Le cadre marque le passage entre l‘œuvre et son dehors. Pour Heydenryk, le cadre doit fournir une transitionélégante entre la surface peinte et la surface qui l’entoure. Comme le démontre Giovanni Careri, le passage à orchestrer dans la peinture abstraite depuis Mondrian reste uniquement celle entre deux surfaces réelles (le mur et le bord du tableau). 115 Mais pour Heydenryk, cette première transition a longtemps permi d’accomplir une autre, plus profonde : celle entre le réel de la salle et la fiction du tableau. 116 Jean-Claude Lebensztejn décrit cette transition opérée et incarnée par le cadre comme une « articulation jamais simple, jamais donnée une fois pour toutes, entre l’espace de l’œuvre et l’espace du spectateur : entre “ l’art ” et la “ vie ”, entre “ l’art ” et la “ nature ”, “ l’art ” et le “ réel ” 117 ».
Le cadre accompagne le spectateur dans son aller-retour entre l’intérieur et l’extérieur du tableau. Careri décrit « un va-et-vient indéterminé entre l’apparat de présentation et la représentation 118 ». Il s’agit d’un aller-retour subjectif, imprévisible et sujet à diverses motivations d’ordre esthétique et pragmatique qui échappent, selon toute probabilité, à la pleine conscience du spectateur. Nous avons vu comment Jacques Derrida conçoit cette transition en termes de disparition 119 .
Le cadre « devient une surface isolante entre la surface du tableau et celle du mur ». Careri « L’écart du cadre » Cahiers du Musée National d’Art Moderne 17/181986, p. 161.
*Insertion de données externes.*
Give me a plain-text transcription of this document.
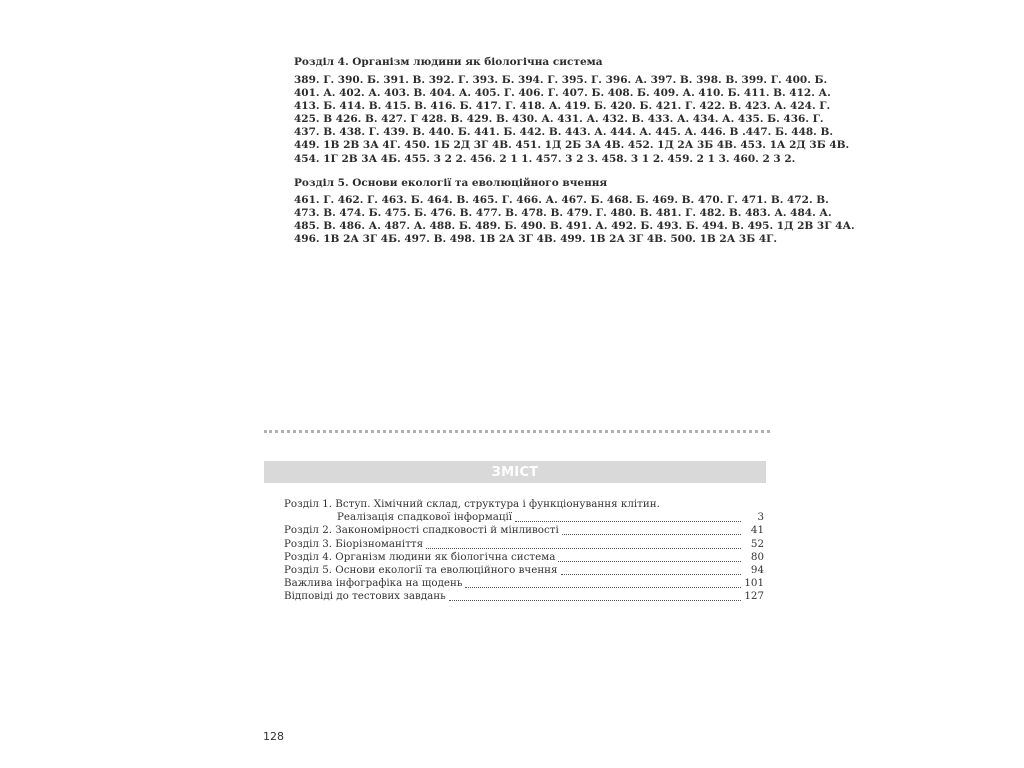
Розділ 4. Організм людини як біологічна система
389. Г. 390. Б. 391. В. 392. Г. 393. Б. 394. Г. 395. Г. 396. А. 397. В. 398. В. 399. Г. 400. Б.
401. А. 402. А. 403. В. 404. А. 405. Г. 406. Г. 407. Б. 408. Б. 409. А. 410. Б. 411. В. 412. А.
413. Б. 414. В. 415. В. 416. Б. 417. Г. 418. А. 419. Б. 420. Б. 421. Г. 422. В. 423. А. 424. Г.
425. В 426. В. 427. Г 428. В. 429. В. 430. А. 431. А. 432. В. 433. А. 434. А. 435. Б. 436. Г.
437. В. 438. Г. 439. В. 440. Б. 441. Б. 442. В. 443. А. 444. А. 445. А. 446. В .447. Б. 448. В.
449. 1В 2В 3А 4Г. 450. 1Б 2Д 3Г 4В. 451. 1Д 2Б 3А 4В. 452. 1Д 2А 3Б 4В. 453. 1А 2Д 3Б 4В.
454. 1Г 2В 3А 4Б. 455. 3 2 2. 456. 2 1 1. 457. 3 2 3. 458. 3 1 2. 459. 2 1 3. 460. 2 3 2.
Розділ 5. Основи екології та еволюційного вчення
461. Г. 462. Г. 463. Б. 464. В. 465. Г. 466. А. 467. Б. 468. Б. 469. В. 470. Г. 471. В. 472. В.
473. В. 474. Б. 475. Б. 476. В. 477. В. 478. В. 479. Г. 480. В. 481. Г. 482. В. 483. А. 484. А.
485. В. 486. А. 487. А. 488. Б. 489. Б. 490. В. 491. А. 492. Б. 493. Б. 494. В. 495. 1Д 2В 3Г 4А.
496. 1В 2А 3Г 4Б. 497. В. 498. 1В 2А 3Г 4В. 499. 1В 2А 3Г 4В. 500. 1В 2А 3Б 4Г.
ЗМІСТ
Розділ 1. Вступ. Хімічний склад, структура і функціонування клітин.
Реалізація спадкової інформації	3
Розділ 2. Закономірності спадковості й мінливості	41
Розділ 3. Біорізноманіття	52
Розділ 4. Організм людини як біологічна система	80
Розділ 5. Основи екології та еволюційного вчення	94
Важлива інфографіка на щодень	101
Відповіді до тестових завдань	127
128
« The relation between painted area and its surroundings must be defined clearly, and it is the frame which supllies this definition, providing a graceful transition from one surface to another. In another, deeper sense, a transition must be made from the imaginary world of the image to the real world of the wall », Art and History of Frames, 1963, p. 5. C’est nous qui souligons.
Lebensztejn « A partir du cadre (vignettes) »in Annexes, 1999, p. 187. L’historien d’art Jean-Claude Lebensztejn, auquel Derrida rend hommage dans La Vérité en peinture (p. 90), est le traducteur de Meyer Schapiro dont il reprend et prolonge le questionnement sémiotique du cadre. À l’occasion de l’exposition Le cadre et le socle à Dijon en 1987, Jean-Claude Lebensztejn publie cet article fondant son discours sur celui de Schapiro (p. 191) mais aussi de Derrida (p. 187).
Careri, « L’écart du cadre » in Cahiers du MNAM, 1986, p. 164.
La Vérité en Peinture, Flammarion, Paris, 1978, p. 71. Voir supra, “4 : Ouvrir et fermer”.